Fotoğraf: Güzin Kızılaslan/csgorselarsiv.org
ODTÜ Toplumsal Cinsiyet Çalışmaları Topluluğu
Geçtiğimiz günlerde, 7 ve 10 yaşlarında iki çocuğun Antalya’nın Elmalı ilçesinde aile içinde cinsel istismara maruz kaldığının ve çocukların yaşadıklarını çizdikleri resimlerle tekrar anlattığını öğrendik. Çocukların anlattıklarına ve çizdiği resimlere rağmen mahkemenin ebeveynleri tahliye edip tutuksuzluk kararı aldığını biliyoruz. Bunun üzerine Türkiye’nin farklı yerlerinde çocuk istismarına karşı sesler çıkmaya başlamışken bizler de bu olaya sessiz kalamayacağımızı düşündük.
ÇOCUKLARIN HAYATI DOĞRUDAN TEHLİKEYE ATILIYOR
Uzun bir süredir iktidarın erken yaşta zorla evliliklerin önünü açmaya yani aslında çocuk istismarını aklamaya ve cesaretlendirmeye niyetleri olduğunun farkındayız. Ancak bugün içinde bulunduğumuz durumda İstanbul Sözleşmesi’nin de yürürlükten kaldırılmasıyla birlikte kadın ve LGBTİ+’larla birlikte çocukların güvenli bir şekilde hayatlarına devam etmesi tehlike altına girmiş durumda. Bunu Türkiye’deki birçok çocuk istismarı davalarında da görebiliyoruz. Geçtiğimiz aylarda Ankara’da ailesi tarafından istismara uğrayan iki küçük çocuğun davasını takip ediyorduk. Çocukları korumak adına açılan dava aslında İstanbul Sözleşmesi dayanak gösterilerek açılmıştı. Ancak İstanbul Sözleşmesi’nin kaldırılmasının kararı alındıktan sonra aile mahkemesi ebeveynlerin çocuklar üzerindeki gücünün kısıtlanmasını iptal ederek çocukların hayatlarını doğrudan tehlikeye atan bir karar almıştı. İstanbul Sözleşmesi’nin hepimizin olduğu kadar çocukların hayatları açısından da nasıl bir öneme sahip olduğu aslında hem Elmalı hem de örneğini verdiğimiz davada açıkça görebildiğimiz bir durum.

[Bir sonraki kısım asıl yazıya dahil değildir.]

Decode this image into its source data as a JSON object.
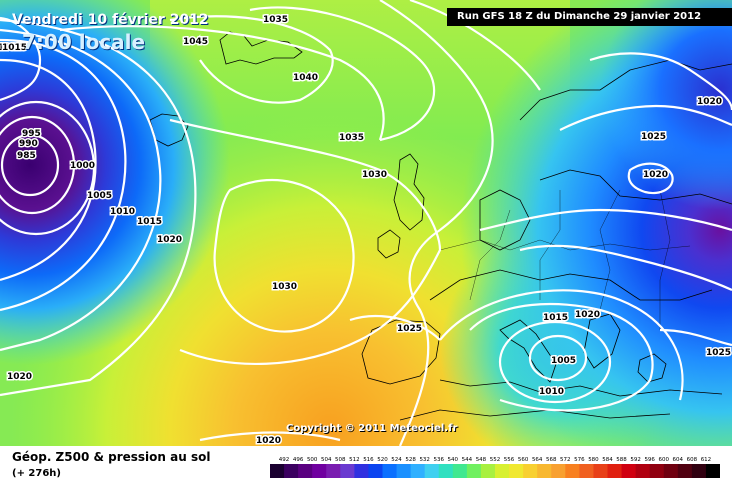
{
  "map": {
    "date_line": "Vendredi 10 février 2012",
    "time_line": "7:00 locale",
    "run_line": "Run GFS 18 Z du Dimanche 29 janvier 2012",
    "copyright": "Copyright © 2011 Meteociel.fr"
  },
  "isobars": [
    {
      "label": "1035",
      "kind": "upper-left-arc"
    },
    {
      "label": "1045",
      "kind": "north-high"
    },
    {
      "label": "1040",
      "kind": "north-high"
    },
    {
      "label": "1035",
      "kind": "north-arc"
    },
    {
      "label": "1035",
      "kind": "top-edge"
    },
    {
      "label": "1030",
      "kind": "atlantic"
    },
    {
      "label": "1030",
      "kind": "atlantic-center"
    },
    {
      "label": "1025",
      "kind": "iberia"
    },
    {
      "label": "1020",
      "kind": "west"
    },
    {
      "label": "1020",
      "kind": "southwest"
    },
    {
      "label": "1020",
      "kind": "bottom"
    },
    {
      "label": "1015",
      "kind": "west"
    },
    {
      "label": "1015",
      "kind": "top-left"
    },
    {
      "label": "1010",
      "kind": "west"
    },
    {
      "label": "1005",
      "kind": "west"
    },
    {
      "label": "1000",
      "kind": "west"
    },
    {
      "label": "995",
      "kind": "low-core"
    },
    {
      "label": "990",
      "kind": "low-core"
    },
    {
      "label": "985",
      "kind": "low-core"
    },
    {
      "label": "1020",
      "kind": "east-top"
    },
    {
      "label": "1025",
      "kind": "east"
    },
    {
      "label": "1020",
      "kind": "east-center"
    },
    {
      "label": "1025",
      "kind": "east-edge"
    },
    {
      "label": "1015",
      "kind": "med-low"
    },
    {
      "label": "1020",
      "kind": "med-low"
    },
    {
      "label": "1010",
      "kind": "med-low"
    },
    {
      "label": "1005",
      "kind": "med-low"
    }
  ],
  "legend": {
    "title": "Géop. Z500 & pression au sol",
    "subtitle": "(+ 276h)",
    "ticks": [
      "492",
      "496",
      "500",
      "504",
      "508",
      "512",
      "516",
      "520",
      "524",
      "528",
      "532",
      "536",
      "540",
      "544",
      "548",
      "552",
      "556",
      "560",
      "564",
      "568",
      "572",
      "576",
      "580",
      "584",
      "588",
      "592",
      "596",
      "600",
      "604",
      "608",
      "612"
    ],
    "colors": [
      "#1a0030",
      "#3b0060",
      "#5a0080",
      "#7000a0",
      "#7a1db0",
      "#6a3ad0",
      "#3030e0",
      "#0a44f0",
      "#0a70ff",
      "#1a90ff",
      "#30b0ff",
      "#40d0f0",
      "#30e0c0",
      "#40e890",
      "#70f060",
      "#a8f040",
      "#d8f030",
      "#f0e830",
      "#f8d030",
      "#f8b830",
      "#f8a030",
      "#f88020",
      "#f06020",
      "#e84018",
      "#e02010",
      "#d00010",
      "#b00010",
      "#900010",
      "#700010",
      "#500010",
      "#300010",
      "#000000"
    ]
  }
}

İstanbul Sözleşmesi’ni doğrudan üniversite içerisinden savunmaya devam ediyoruz. Kampüs içindeki eşit ve özgür yaşantımızı koruma ve haklarımızı ilerletme açısından sözleşme hala önemini koruyor. Bizim yaşantımıza böyle bir noktadan değerken aynı zamanda çocukların ve özellikle de kız çocuklarının temel haklarını koruması, çocuklara karşı istismarın ve şiddetin önlenmesi açısından da büyük önem taşıyor. Uzun süredir kullanılan bir slogan var, “çocuk susar ama sen susma” diye. Ancak biz takip ettiğimiz olaylarda şunu görüyoruz. Çocuklar susmuyor. Kendilerini yapabildikleri her şekilde ifade etmeyi başarıyorlar. Gerek fiziksel olarak gösterdikleri tepkilerle gerek anlattıklarıyla gerek çizdikleri resimlerle. Ancak bugünkü iktidar kendi ideolojik politik çizgisi ışığında bir toplum oluşturma amacıyla çocukları da hedefine oturtuyor ve çocuklardan ziyade istismarcıları korumayı tercih ediyor.

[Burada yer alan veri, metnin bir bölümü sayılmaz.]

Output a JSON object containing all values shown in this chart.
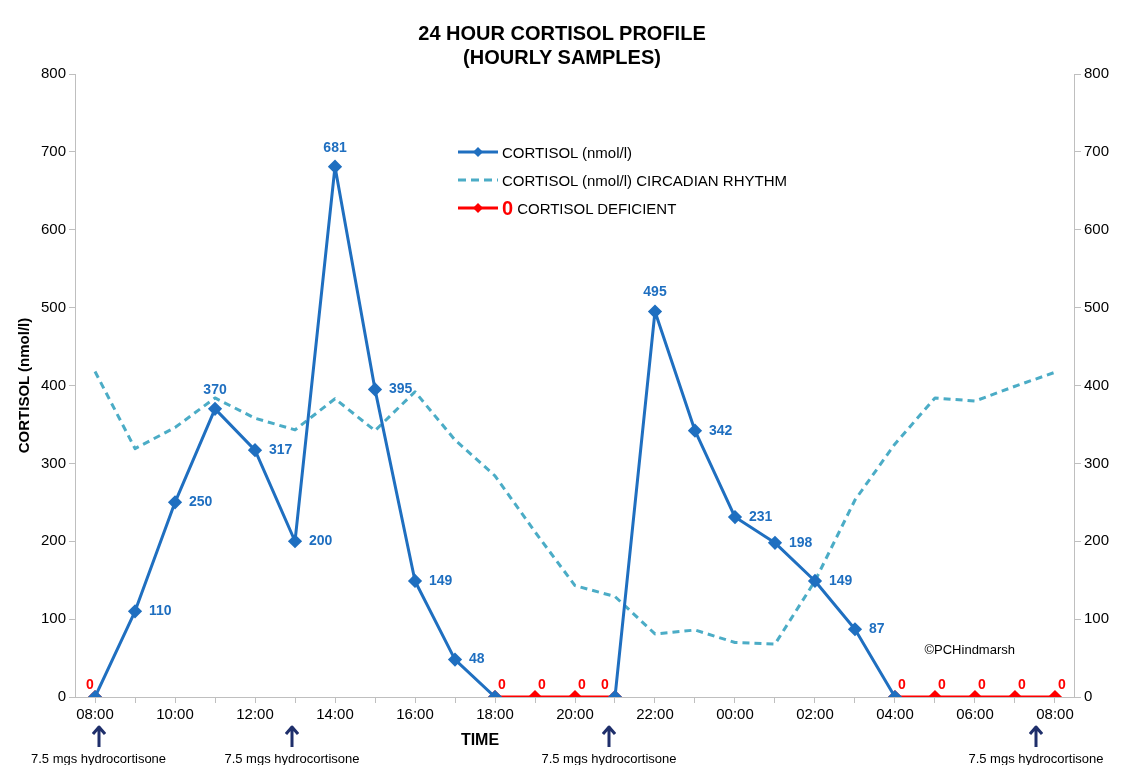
{
  "chart_data": {
    "type": "line",
    "title": "24 HOUR CORTISOL PROFILE",
    "subtitle": "(HOURLY SAMPLES)",
    "xlabel": "TIME",
    "ylabel": "CORTISOL (nmol/l)",
    "categories": [
      "08:00",
      null,
      "10:00",
      null,
      "12:00",
      null,
      "14:00",
      null,
      "16:00",
      null,
      "18:00",
      null,
      "20:00",
      null,
      "22:00",
      null,
      "00:00",
      null,
      "02:00",
      null,
      "04:00",
      null,
      "06:00",
      null,
      "08:00"
    ],
    "ylim": [
      0,
      800
    ],
    "yticks": [
      0,
      100,
      200,
      300,
      400,
      500,
      600,
      700,
      800
    ],
    "y2lim": [
      0,
      800
    ],
    "y2ticks": [
      0,
      100,
      200,
      300,
      400,
      500,
      600,
      700,
      800
    ],
    "grid": false,
    "legend": "top",
    "series": [
      {
        "name": "CORTISOL (nmol/l)",
        "color": "#1f6fc0",
        "marker": "diamond",
        "line_style": "solid",
        "values": [
          0,
          110,
          250,
          370,
          317,
          200,
          681,
          395,
          149,
          48,
          0,
          null,
          null,
          0,
          495,
          342,
          231,
          198,
          149,
          87,
          0,
          null,
          null,
          null,
          null
        ],
        "value_labels": [
          null,
          "110",
          "250",
          "370",
          "317",
          "200",
          "681",
          "395",
          "149",
          "48",
          null,
          null,
          null,
          null,
          "495",
          "342",
          "231",
          "198",
          "149",
          "87",
          null,
          null,
          null,
          null,
          null
        ]
      },
      {
        "name": "CORTISOL (nmol/l) CIRCADIAN RHYTHM",
        "color": "#4bacc6",
        "marker": "none",
        "line_style": "dashed",
        "values": [
          418,
          319,
          346,
          384,
          358,
          343,
          383,
          342,
          392,
          330,
          284,
          212,
          143,
          129,
          81,
          86,
          70,
          68,
          149,
          253,
          325,
          384,
          380,
          399,
          417
        ]
      },
      {
        "name": "CORTISOL DEFICIENT",
        "color": "#ff0000",
        "marker": "diamond",
        "line_style": "solid",
        "values": [
          0,
          null,
          null,
          null,
          null,
          null,
          null,
          null,
          null,
          null,
          0,
          0,
          0,
          0,
          null,
          null,
          null,
          null,
          null,
          null,
          0,
          0,
          0,
          0,
          0
        ],
        "value_labels": [
          "0",
          null,
          null,
          null,
          null,
          null,
          null,
          null,
          null,
          null,
          "0",
          "0",
          "0",
          "0",
          null,
          null,
          null,
          null,
          null,
          null,
          "0",
          "0",
          "0",
          "0",
          "0"
        ]
      }
    ],
    "annotations": [
      "7.5 mgs hydrocortisone",
      "7.5 mgs hydrocortisone",
      "7.5 mgs hydrocortisone",
      "7.5 mgs hydrocortisone",
      "©PCHindmarsh"
    ]
  }
}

MÜCADELEYİ BÜYÜTMEMİZ GEREKİYOR
Bu noktada bizlerin ODTÜ’de çeşitli öğrenci topluluklarıyla kafa kafaya verip birlikte bir protesto örgütlememizin sebebi, bizlerin ODTÜ öğrencileri olarak iktidarın bu politikasına ve uygulamasına karşı olduğumuzu göstermek ve bunun için mücadelemizi büyütmek istememizdi. Çünkü biz mücadelemizi büyütmedikçe, kendi aramızdaki bağları sıkılaştırmadıkça iktidar elimizdeki hakları teker teker elimizden almaya devam edecek. Ancak bizler geçmişteki deneyimlerimizin de farkında olarak mücadeleyi büyütmek ve bulunduğumuz her alanda bir araya gelmeye devam ettikçe gelen saldırılara karşı bir duruş sergileyebilir ve hayatlarımızı iyileştirmeyi ve eşitliğe bir adım daha yaklaşmayı başarabiliriz.